Are beans/tofu considered part of the 30? Definitely! Beans, lentils and tofu are excellent sources of protein and fiber. When choosing tofu, look for the non-GMO label, as soy is commonly a genetically modified crop.
Do frozen and canned count? Frozen, canned and freeze-dried absolutely count as they contain all the plant’s nutrients, including fiber to nourish your good gut bugs.
What about herbs? Herbs and spices also count. They are the plant kingdom’s flavor enhancers, and many have antiviral, antifungal and antibacterial properties.
Does color matter when choosing fruits and vegetables? Aim for a variety of colors every day, as each color provides different antioxidants and phytochemicals that may help to reduce inflammation in the body and boost your immune system.

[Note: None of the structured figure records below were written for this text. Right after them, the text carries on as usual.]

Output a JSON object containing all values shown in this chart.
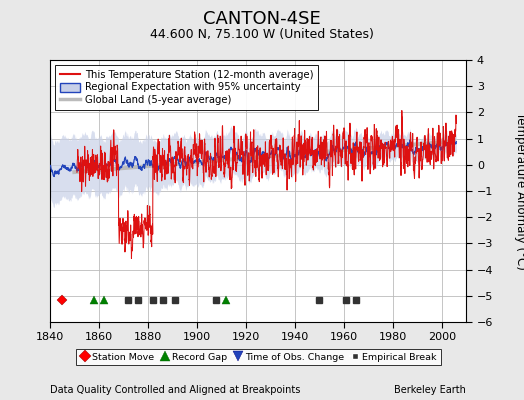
{
  "title": "CANTON-4SE",
  "subtitle": "44.600 N, 75.100 W (United States)",
  "ylabel": "Temperature Anomaly (°C)",
  "xlabel_left": "Data Quality Controlled and Aligned at Breakpoints",
  "xlabel_right": "Berkeley Earth",
  "xlim": [
    1840,
    2010
  ],
  "ylim": [
    -6,
    4
  ],
  "yticks": [
    -6,
    -5,
    -4,
    -3,
    -2,
    -1,
    0,
    1,
    2,
    3,
    4
  ],
  "xticks": [
    1840,
    1860,
    1880,
    1900,
    1920,
    1940,
    1960,
    1980,
    2000
  ],
  "bg_color": "#e8e8e8",
  "plot_bg_color": "#ffffff",
  "grid_color": "#bbbbbb",
  "title_fontsize": 13,
  "subtitle_fontsize": 9,
  "random_seed": 42,
  "station_moves": [
    1845
  ],
  "record_gaps": [
    1858,
    1862,
    1912
  ],
  "time_obs_changes": [],
  "empirical_breaks": [
    1872,
    1876,
    1882,
    1886,
    1891,
    1908,
    1950,
    1961,
    1965
  ]
}
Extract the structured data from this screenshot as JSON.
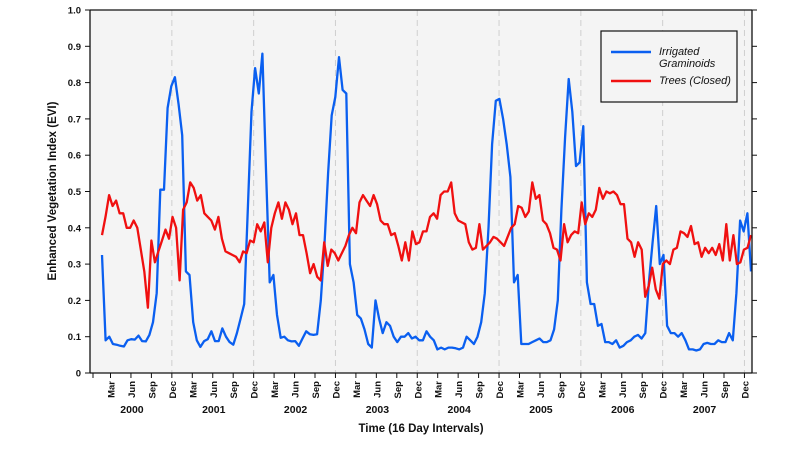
{
  "chart_data": {
    "type": "line",
    "title": "",
    "xlabel": "Time (16 Day Intervals)",
    "ylabel": "Enhanced Vegetation Index (EVI)",
    "ylim": [
      0,
      1.0
    ],
    "yticks": [
      "0",
      "0.1",
      "0.2",
      "0.3",
      "0.4",
      "0.5",
      "0.6",
      "0.7",
      "0.8",
      "0.9",
      "1.0"
    ],
    "month_labels": [
      "Mar",
      "Jun",
      "Sep",
      "Dec"
    ],
    "years": [
      "2000",
      "2001",
      "2002",
      "2003",
      "2004",
      "2005",
      "2006",
      "2007"
    ],
    "x_unit": "16-day composite index",
    "legend_position": "top-right",
    "series": [
      {
        "name": "Irrigated Graminoids",
        "name_lines": [
          "Irrigated",
          "Graminoids"
        ],
        "color": "#0a5ff0",
        "values": [
          0.325,
          0.09,
          0.1,
          0.08,
          0.078,
          0.075,
          0.073,
          0.09,
          0.093,
          0.092,
          0.103,
          0.088,
          0.087,
          0.105,
          0.14,
          0.22,
          0.505,
          0.505,
          0.73,
          0.79,
          0.815,
          0.74,
          0.655,
          0.28,
          0.27,
          0.14,
          0.09,
          0.072,
          0.088,
          0.093,
          0.115,
          0.088,
          0.088,
          0.123,
          0.1,
          0.085,
          0.078,
          0.11,
          0.15,
          0.19,
          0.45,
          0.72,
          0.84,
          0.77,
          0.88,
          0.55,
          0.25,
          0.27,
          0.16,
          0.097,
          0.1,
          0.09,
          0.087,
          0.088,
          0.075,
          0.095,
          0.115,
          0.107,
          0.105,
          0.107,
          0.2,
          0.35,
          0.55,
          0.71,
          0.76,
          0.87,
          0.78,
          0.77,
          0.3,
          0.25,
          0.16,
          0.15,
          0.12,
          0.08,
          0.07,
          0.2,
          0.15,
          0.11,
          0.14,
          0.13,
          0.1,
          0.085,
          0.1,
          0.1,
          0.11,
          0.095,
          0.1,
          0.09,
          0.09,
          0.115,
          0.1,
          0.09,
          0.065,
          0.07,
          0.065,
          0.07,
          0.07,
          0.068,
          0.065,
          0.07,
          0.1,
          0.09,
          0.08,
          0.1,
          0.14,
          0.22,
          0.4,
          0.63,
          0.75,
          0.755,
          0.7,
          0.63,
          0.54,
          0.25,
          0.27,
          0.08,
          0.08,
          0.08,
          0.085,
          0.09,
          0.095,
          0.085,
          0.085,
          0.09,
          0.12,
          0.2,
          0.45,
          0.65,
          0.81,
          0.72,
          0.57,
          0.58,
          0.68,
          0.25,
          0.19,
          0.19,
          0.13,
          0.135,
          0.085,
          0.085,
          0.08,
          0.09,
          0.07,
          0.075,
          0.085,
          0.09,
          0.1,
          0.105,
          0.095,
          0.11,
          0.25,
          0.36,
          0.46,
          0.3,
          0.325,
          0.13,
          0.11,
          0.11,
          0.1,
          0.11,
          0.09,
          0.065,
          0.065,
          0.062,
          0.065,
          0.08,
          0.083,
          0.08,
          0.08,
          0.09,
          0.085,
          0.085,
          0.11,
          0.09,
          0.22,
          0.42,
          0.39,
          0.44,
          0.28
        ]
      },
      {
        "name": "Trees (Closed)",
        "name_lines": [
          "Trees (Closed)"
        ],
        "color": "#f01010",
        "values": [
          0.38,
          0.43,
          0.49,
          0.46,
          0.475,
          0.44,
          0.44,
          0.4,
          0.4,
          0.42,
          0.4,
          0.34,
          0.28,
          0.18,
          0.365,
          0.305,
          0.335,
          0.365,
          0.395,
          0.37,
          0.43,
          0.4,
          0.255,
          0.45,
          0.47,
          0.525,
          0.51,
          0.475,
          0.49,
          0.44,
          0.43,
          0.42,
          0.395,
          0.43,
          0.37,
          0.335,
          0.33,
          0.325,
          0.32,
          0.305,
          0.335,
          0.33,
          0.365,
          0.36,
          0.41,
          0.39,
          0.415,
          0.305,
          0.4,
          0.44,
          0.47,
          0.425,
          0.47,
          0.45,
          0.41,
          0.44,
          0.38,
          0.38,
          0.33,
          0.275,
          0.3,
          0.265,
          0.255,
          0.36,
          0.295,
          0.34,
          0.33,
          0.31,
          0.33,
          0.35,
          0.38,
          0.4,
          0.385,
          0.47,
          0.49,
          0.475,
          0.46,
          0.49,
          0.465,
          0.42,
          0.41,
          0.41,
          0.38,
          0.385,
          0.35,
          0.31,
          0.36,
          0.31,
          0.39,
          0.355,
          0.36,
          0.39,
          0.39,
          0.43,
          0.44,
          0.425,
          0.49,
          0.5,
          0.5,
          0.525,
          0.44,
          0.42,
          0.415,
          0.41,
          0.36,
          0.34,
          0.345,
          0.41,
          0.34,
          0.35,
          0.36,
          0.375,
          0.37,
          0.36,
          0.35,
          0.375,
          0.4,
          0.41,
          0.46,
          0.455,
          0.43,
          0.445,
          0.525,
          0.48,
          0.49,
          0.42,
          0.41,
          0.385,
          0.345,
          0.34,
          0.31,
          0.41,
          0.36,
          0.38,
          0.39,
          0.385,
          0.47,
          0.41,
          0.44,
          0.43,
          0.45,
          0.51,
          0.48,
          0.5,
          0.495,
          0.5,
          0.49,
          0.465,
          0.465,
          0.37,
          0.36,
          0.32,
          0.36,
          0.34,
          0.21,
          0.24,
          0.29,
          0.23,
          0.205,
          0.3,
          0.31,
          0.3,
          0.34,
          0.345,
          0.39,
          0.385,
          0.375,
          0.405,
          0.355,
          0.36,
          0.32,
          0.345,
          0.33,
          0.345,
          0.325,
          0.355,
          0.31,
          0.41,
          0.31,
          0.38,
          0.3,
          0.305,
          0.34,
          0.345,
          0.38
        ]
      }
    ]
  }
}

Should I choose organic? Not all produce needs to be organic. We recommend consulting the Environmental Working Group’s annual “Dirty Dozen” and “Clean 15” lists (ewg.org) to find out which conventionally grown fruits and vegetables are safe.
Where can I find the freshest veg? We love going to the local farmer’s market or opting for a communitysupported agriculture (CSA) box because you not only support your local farmer and reduce your carbon footprint, but you’re buying produce that’s in season.
Are there foods I should avoid? Because you get all the nutrients and fiber from the whole food, we don’t recommend juicing fruits and vegetables. In addition, if you are watching your sugar intake, limit or avoid dried fruit, as the dehydrating process concentrates the sugars.
Do fermented veg count? Fermented vegetables definitely count, and they also provide probiotics (good bacteria) to your digestive system. Unpasteurized pickles, sauerkraut, miso and tempeh are popular and readily available fermented foods. Just be careful not to have too much at one time as they can make you bloated and gassy due to them being fermented by the bacteria residing in your large intestine.
What about animal protein? Whether you follow a vegan, vegetarian or pescatarian eating style or you enjoy animal proteins, creating a dietary foundation on minimally processed plant foods can yield numerous benefits. If you enjoy animal proteins, choose pasture-raised eggs, organic dairy, grass-fed/finished beef and lamb, organic poultry, pasture-raised pork and wild-caught fish. In this section, we went with a vegetarian plan, but it can be adjusted to be vegan with a few swaps.
Who is this plan NOT for? For some people with digestive issues such as low stomach acid, small intestinal bacterial overgrowth (SIBO), dysbiosis, irritable bowel syndrome (IBS) and inflammatory bowel disease (IBD), increasing the amount of plants in your diet too quickly can exacerbate symptoms. If this sounds like you, start with smaller quantities and only increase portion sizes as your gut allows. You can still aim for more variety, just smaller servings.